Cell proliferation assays. The effects of glucocorticoids on cell proliferation were estimated with a 3-(4,5-dimethylthiazol-2-yl)-5-(3-carboxymethoxyphenyl)-2-(4-sulfophenyl)-2H-tetrazolium, inner salt assay using the CellTiter 96 Aqueous One Solution Cell Proliferation Assay (Promega, Madison, WI), which is a colorimetric method for determining the number of viable cells. For treatment, cells were plated in 96-well plates at 2 x 10³ per well in RPMI 1640 containing 10% dextran-coated charcoal-stripped FBS. From the following day, cells were grown in medium supplemented with 2% dextran-coated charcoal-stripped FBS with or without 100 nmol/L dexamethasone for 48 hours. Subsequently, the 3-(4,5-dimethylthiazol-2-yl)-5-(3-carboxymethoxyphenyl)-2-(4-sulfophenyl)-2H-tetrazolium, inner salt assay reagent was added to each well, and absorbance was measured after 2-hour incubation at 37°C using a THERMOmax microplate reader (Molecular Devices, Sunnyvale, CA). To gain accuracy, four wells were used for each sample.
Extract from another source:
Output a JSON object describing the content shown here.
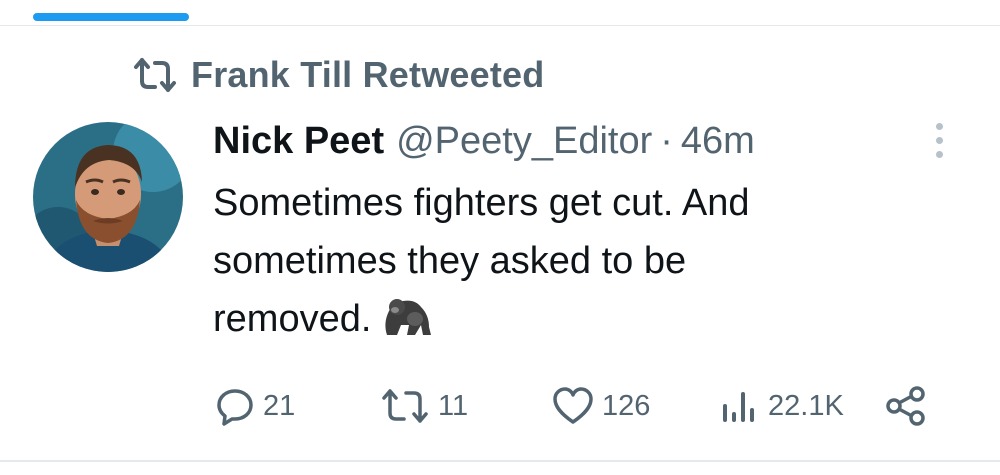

In vivo xenograft model. Animal studies complied with the Animal Welfare Regulation of Tokyo Medical and Dental University. To establish a DU145 tumor xenograft model, DU145 cells were detached with trypsin, and a mixture of RPMI 1640 with 10% FBS containing DU145 cells and Matrigel basement membrane matrix (BD Biosciences, Bedford, MA; 1:1 v/v) was prepared immediately before inoculation. The 1 x 10⁷ cells were placed in the dorsal s.c. space of 6-week-old male BALB/c nu/nu nude mice. When the average tumor volume reached 200 to 300 mm³, 2 weeks after inoculation, mice were randomly assigned to a control or experimental group (n = 9 mice each). In the experimental group, each mouse was given a s.c. peritumor injection thrice weekly of 1 µg dexamethasone, which had been dissolved in ethanol and diluted 1:2,000 in 100 µL sterile saline, whereas, in the control group, ethanol diluted 1:2,000 in 100 µL sterile saline was injected. The tumor volumes were measured weekly and calculated according the following formula: length x width² / 2. The mice were sacrificed 3 weeks after treatment, and the tumors were removed and then either frozen for mRNA extraction or fixed in 10% buffered formalin for immunohistochemical analysis.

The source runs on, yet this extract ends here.